Since Oracle Corp. (Redwood Shores, CA) launched its acquisition strategy 21 months ago with the purchase of PeopleSoft and JD Edwards, the company has played the role of financial underachiever to archrival SAP AG's market-share juggernaut. While SAP (Walldorf, Germany) recorded a succession of major double-digit growth quarters -- allowing the company to build its market share to 43% in 2005 compared to 19% for Oracle, according to AMR Research -- Oracle often struggled to achieve organic growth in its applications business.
Following release of their most recent financial results, however, the rivals' roles have reversed, at least temporarily. During its most recent quarter, ended May 31, Oracle saw new applications software license revenue grow 83% compared to the same period a year before. That helped the company increase total applications software revenues by 66% during the quarter.
SAP, on the other hand, reported lower-than-expected results during its quarter, ended June 30. Blaming a failure to translate a number of booked orders into revenue, SAP reported that overall revenue for the quarter grew by 9% and software revenue was up just 8% compared to the year-earlier quarter. Those figures fell well short of SAP's recent strong performance. During the quarter ended March 31, for example, SAP reported that software revenues were up 22% and total revenues had surged 18%.

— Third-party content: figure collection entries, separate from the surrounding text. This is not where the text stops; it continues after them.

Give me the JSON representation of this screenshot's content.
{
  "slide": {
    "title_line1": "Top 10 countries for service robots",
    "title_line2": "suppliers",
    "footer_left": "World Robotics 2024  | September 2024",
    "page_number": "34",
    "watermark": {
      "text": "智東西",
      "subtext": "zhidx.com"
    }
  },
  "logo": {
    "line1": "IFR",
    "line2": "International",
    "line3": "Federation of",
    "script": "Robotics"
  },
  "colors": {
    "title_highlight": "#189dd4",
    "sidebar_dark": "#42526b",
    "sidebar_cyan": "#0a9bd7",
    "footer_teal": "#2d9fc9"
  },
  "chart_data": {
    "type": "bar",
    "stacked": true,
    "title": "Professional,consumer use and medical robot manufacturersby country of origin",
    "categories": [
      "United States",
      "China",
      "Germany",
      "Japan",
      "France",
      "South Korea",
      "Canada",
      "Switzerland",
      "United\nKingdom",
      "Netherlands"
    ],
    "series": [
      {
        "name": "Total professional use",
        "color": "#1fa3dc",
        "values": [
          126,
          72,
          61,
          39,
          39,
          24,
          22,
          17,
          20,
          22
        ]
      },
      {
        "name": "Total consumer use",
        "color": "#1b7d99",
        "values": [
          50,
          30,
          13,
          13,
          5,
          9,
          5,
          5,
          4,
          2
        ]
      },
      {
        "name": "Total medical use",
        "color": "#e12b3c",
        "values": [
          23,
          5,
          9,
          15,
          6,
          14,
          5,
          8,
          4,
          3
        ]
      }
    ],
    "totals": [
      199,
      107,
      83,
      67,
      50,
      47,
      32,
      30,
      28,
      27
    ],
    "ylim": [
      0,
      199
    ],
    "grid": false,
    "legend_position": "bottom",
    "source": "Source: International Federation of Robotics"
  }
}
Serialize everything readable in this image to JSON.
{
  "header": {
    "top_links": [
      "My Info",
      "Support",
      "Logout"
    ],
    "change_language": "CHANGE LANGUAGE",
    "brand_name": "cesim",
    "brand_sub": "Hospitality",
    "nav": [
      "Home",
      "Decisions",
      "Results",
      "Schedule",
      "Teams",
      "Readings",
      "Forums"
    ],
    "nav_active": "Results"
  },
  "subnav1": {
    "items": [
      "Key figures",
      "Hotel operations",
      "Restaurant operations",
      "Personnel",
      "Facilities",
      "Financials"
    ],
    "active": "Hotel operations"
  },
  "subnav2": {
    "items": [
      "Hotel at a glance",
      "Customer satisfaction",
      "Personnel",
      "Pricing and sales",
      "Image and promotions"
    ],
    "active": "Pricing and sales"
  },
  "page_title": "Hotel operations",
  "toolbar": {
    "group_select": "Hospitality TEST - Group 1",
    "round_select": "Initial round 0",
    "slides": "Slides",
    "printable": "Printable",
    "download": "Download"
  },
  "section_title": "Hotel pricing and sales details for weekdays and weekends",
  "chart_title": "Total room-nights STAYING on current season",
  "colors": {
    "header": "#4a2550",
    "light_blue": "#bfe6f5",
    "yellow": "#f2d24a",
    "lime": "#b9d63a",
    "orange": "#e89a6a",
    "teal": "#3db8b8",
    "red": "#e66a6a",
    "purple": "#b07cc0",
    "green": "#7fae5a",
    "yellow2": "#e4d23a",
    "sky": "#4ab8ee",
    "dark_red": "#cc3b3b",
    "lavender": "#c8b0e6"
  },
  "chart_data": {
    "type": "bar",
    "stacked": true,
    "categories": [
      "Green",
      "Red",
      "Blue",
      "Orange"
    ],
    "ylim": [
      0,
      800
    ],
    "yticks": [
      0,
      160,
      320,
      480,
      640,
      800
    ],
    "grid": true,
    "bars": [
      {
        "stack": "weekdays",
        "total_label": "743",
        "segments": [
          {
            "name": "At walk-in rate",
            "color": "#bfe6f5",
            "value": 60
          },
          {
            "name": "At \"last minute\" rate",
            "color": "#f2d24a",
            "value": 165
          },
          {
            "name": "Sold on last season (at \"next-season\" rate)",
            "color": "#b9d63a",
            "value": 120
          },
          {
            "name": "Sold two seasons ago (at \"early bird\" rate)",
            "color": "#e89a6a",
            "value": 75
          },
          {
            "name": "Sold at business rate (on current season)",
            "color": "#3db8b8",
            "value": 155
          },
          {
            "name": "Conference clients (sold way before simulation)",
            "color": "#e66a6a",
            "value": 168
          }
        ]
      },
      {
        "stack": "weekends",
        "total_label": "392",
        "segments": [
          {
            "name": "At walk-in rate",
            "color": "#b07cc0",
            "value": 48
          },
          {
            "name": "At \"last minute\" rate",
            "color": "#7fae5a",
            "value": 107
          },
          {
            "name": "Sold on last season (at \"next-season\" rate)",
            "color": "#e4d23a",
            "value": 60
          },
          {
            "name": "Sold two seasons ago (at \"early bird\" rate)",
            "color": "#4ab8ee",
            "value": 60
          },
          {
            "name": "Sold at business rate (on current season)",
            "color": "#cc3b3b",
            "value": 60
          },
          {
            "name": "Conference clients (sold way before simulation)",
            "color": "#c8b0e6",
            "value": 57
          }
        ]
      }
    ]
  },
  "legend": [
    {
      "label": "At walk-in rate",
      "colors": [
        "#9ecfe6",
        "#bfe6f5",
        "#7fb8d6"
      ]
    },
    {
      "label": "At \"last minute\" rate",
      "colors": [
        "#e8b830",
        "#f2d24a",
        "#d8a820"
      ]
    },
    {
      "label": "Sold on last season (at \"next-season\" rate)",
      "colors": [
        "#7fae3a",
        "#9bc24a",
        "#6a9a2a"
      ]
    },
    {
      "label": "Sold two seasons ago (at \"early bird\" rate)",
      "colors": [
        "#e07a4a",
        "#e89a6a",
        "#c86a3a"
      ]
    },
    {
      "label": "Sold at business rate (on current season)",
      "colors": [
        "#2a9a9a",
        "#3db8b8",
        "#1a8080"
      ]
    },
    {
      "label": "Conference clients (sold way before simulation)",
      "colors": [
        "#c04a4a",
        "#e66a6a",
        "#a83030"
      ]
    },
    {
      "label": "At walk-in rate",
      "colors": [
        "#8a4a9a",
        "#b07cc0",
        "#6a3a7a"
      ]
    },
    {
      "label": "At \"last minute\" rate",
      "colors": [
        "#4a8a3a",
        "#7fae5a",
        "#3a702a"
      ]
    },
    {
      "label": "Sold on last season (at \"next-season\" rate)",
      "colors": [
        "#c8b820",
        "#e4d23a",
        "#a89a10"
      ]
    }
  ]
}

In response to the numbers, Oracle CEO Larry Ellison crowed to financial analysts, "We are growing the applications business faster than SAP." And SAP's own calculations showed Oracle gaining more than a percentage point of enterprise applications market share during the quarter.
So do the recent results signal an important and lasting shift in market momentum in favor of Oracle and against SAP?
Not necessarily, experts say. While Oracle president Charles Phillips claimed the company scored 266 competitive wins over SAP during the fourth quarter, the bulk of the company's surprising applications success during the period came from increased sales to its installed base of customers, experts say.
"We are not seeing a situation where buyers are dramatically favoring Oracle over SAP," says Jim Shepherd, a vice president at AMR Research Inc. (Boston). "Rather, Oracle has finally been able to reassure existing customers about its strategy and roadmap, and that contributed to a very strong quarter by getting customers who were long overdue to add seats and modules to stop holding off. Existing customers saw a signal that it was safe to go back into the water."
Specifically, analysts say, Oracle's announcement in April of its Applications Unlimited program persuaded many current customers to continue to invest in the company's applications. Under Applications Unlimited, Oracle promises to continue enhancing and supporting existing applications such as its Enterprise, World, and Siebel applications even after the planned 2008 release of the company's Fusion next-generation application suite.
In the recent financial reporting period, Oracle also benefited from the fact that the May quarter was the final three-month period of the company's fiscal year. Traditionally, analysts noted, Oracle sales representatives are incented to close business before the end of the company's fiscal year. SAP's most recent reporting period, in contrast, was its fiscal second quarter, a period that typically does not carry the same urgency.
"Given Oracle's track record, you never want to read too much into the fourth quarter," Shepherd says.
But Oracle, not surprisingly, says the contrast in the most recent quarterly financial results reflects a market shift in its favor. Much of Oracle's fourth-quarter sales spike came from customers in the small and medium-size (SMB) segment, a market that is growing much faster than the enterprise segment, says Oracle Senior Vice President Sonny Singh. In the SMB space, Singh contends, customers are selecting Oracle applications because they are easier to deploy.
At the same time, Singh says, SAP's revenue recognition shortcomings during the past quarter hint at underlying problems. SAP has promised customers service-oriented architecture features that it cannot yet deliver, according to Singh. As a result, he says, "Customers are holding SAP's feet to the fire."
SAP officials, on the other hand, insist that no fundamental market momentum shift has taken place. Oracle's fourth-quarter success was largely due to the company offering aggressive prices to its installed base of customers, says Steve Bauer, vice president of communications at SAP. SAP remains on track to double its customer base by 2010, according to Bauer, largely by increasing its sales to the SMB market. In the last year, SAP has increased the number of customers using its All-in-One product by 24% and the number using its Business One product by 54%.
But whether Oracle has turned a corner on SAP will not be known until the next round of financial reports, which are expected to be made public in the next few weeks, analysts say.
"If, after the next quarter, SAP doesn't deliver and Oracle does again, you can say that SAP has some sales execution issues, and Oracle has the momentum," says Ray Wang, a senior analyst at Forrester Research.